I have since discovered that I was wrong. Most people did not know. Too much time had passed for it to remain in living memory. The head nods meant that I hear you, not that I understand or agree. This lead me to dust off an earlier 2006 post,
Changes in Public Administration - the New Zealand Model.
In the eight years since I wrote that post, many things have changed. Even then, knowledge of the New Zealand model was drifting into history. The difficulty is that concepts and constructs survive as current objects that affect thinking.and hence action. This need not matter if those concepts and constructs have been reworked, re-integrated, refreshed to form a new whole.I'm not sure that that's the case here.

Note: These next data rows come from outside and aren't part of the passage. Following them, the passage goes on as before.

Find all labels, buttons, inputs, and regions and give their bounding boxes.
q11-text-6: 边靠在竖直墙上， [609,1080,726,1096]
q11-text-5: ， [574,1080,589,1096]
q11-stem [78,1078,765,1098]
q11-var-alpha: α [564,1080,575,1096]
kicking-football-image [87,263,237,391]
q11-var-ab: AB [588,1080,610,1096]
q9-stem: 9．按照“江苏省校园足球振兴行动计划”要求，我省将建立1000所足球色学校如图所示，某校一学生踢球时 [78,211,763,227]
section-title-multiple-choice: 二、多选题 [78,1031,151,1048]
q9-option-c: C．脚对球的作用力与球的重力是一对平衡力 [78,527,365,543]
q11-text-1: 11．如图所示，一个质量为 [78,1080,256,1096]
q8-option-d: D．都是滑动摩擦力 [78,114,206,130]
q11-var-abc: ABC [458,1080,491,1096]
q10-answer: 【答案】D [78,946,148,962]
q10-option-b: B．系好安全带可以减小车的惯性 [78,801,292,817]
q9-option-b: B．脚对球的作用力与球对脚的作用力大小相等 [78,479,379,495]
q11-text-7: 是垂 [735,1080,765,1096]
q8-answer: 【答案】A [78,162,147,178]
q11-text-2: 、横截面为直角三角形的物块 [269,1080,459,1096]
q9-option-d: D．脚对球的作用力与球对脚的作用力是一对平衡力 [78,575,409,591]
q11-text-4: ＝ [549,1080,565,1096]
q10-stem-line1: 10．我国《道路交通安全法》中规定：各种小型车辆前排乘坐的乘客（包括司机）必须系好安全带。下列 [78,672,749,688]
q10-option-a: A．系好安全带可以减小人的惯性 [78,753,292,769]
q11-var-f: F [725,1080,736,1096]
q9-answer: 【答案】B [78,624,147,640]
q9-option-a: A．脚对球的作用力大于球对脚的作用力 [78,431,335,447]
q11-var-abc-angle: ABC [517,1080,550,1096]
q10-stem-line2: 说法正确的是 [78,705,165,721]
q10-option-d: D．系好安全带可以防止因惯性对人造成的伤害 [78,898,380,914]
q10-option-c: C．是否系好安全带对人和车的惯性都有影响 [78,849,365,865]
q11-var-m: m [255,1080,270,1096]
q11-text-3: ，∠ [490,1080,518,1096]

Something similar arises with economic models. By their nature, these models are simplifications of the real world. Their results depend critically on the assumptions used. Sometimes those assumptions become beliefs, carried forward regardless. In this context, Leon Berkelmans had an interesting easy to read short piece in the Lowry blog,
Is capital globally mobile?.
Berkelman points out that the Australian Treasury frequently makes the assumption of perfect international capital
mobility. This means there is only one worldwide after-tax
(risk-adjusted) rate of return on capital. If there were anywhere that offered a
better deal, perfect capital mobility would imply that capital would flow into
that area, until the return differential was arbitraged away. Similarly, if
anywhere offered a worse deal, capital would flow out until, again, returns were
equalised.
In fact, there is a very tight correlation over time between domestic savings and investment, something that appears to contradict the assumption of perfect international capital mobility. If capital were perfectly mobile internationally, you would expect much greater variation in the difference between domestic savings and investment.
This may sound very dry, but it is important because key parts of tax modelling and the policy conclusions drawn from it in areas such as the effect of dividend imputation or changes to company tax rates depend crucially on the international capital mobility assumption. To use an example from our little blogging village, some of the conclusions and prescriptions contained in
Winton's recent posts are based on the modelling done using the international capital mobility assumption. Over to you Winton!
More broadly, in some of the discussions including those that triggered my comments on the New Zealand model, I try to apply what I think of as the
Bob Gregory principle. At seminar after seminar, I saw Bob ask very simple basic questions intended to test and clarify the underlying assumptions and arguments. Bob was not trying to attack, just intellectually curious and seeking to understand. Time after time, I saw intellectual edifices teeter and sometimes fall under this gentle questioning.
Bob's a fair bit brighter than I am. I find the Gregory approach difficult to follow. Sometimes its not just appropriate because things are set in stone. You can't challenge, only modify at the margin. At other times, it can be very hard to articulate the simple questions that will test because the whole edifice seems cloudy, disconnected. Still, I do try, and sometimes (just sometimes), I get a result. Then I smile.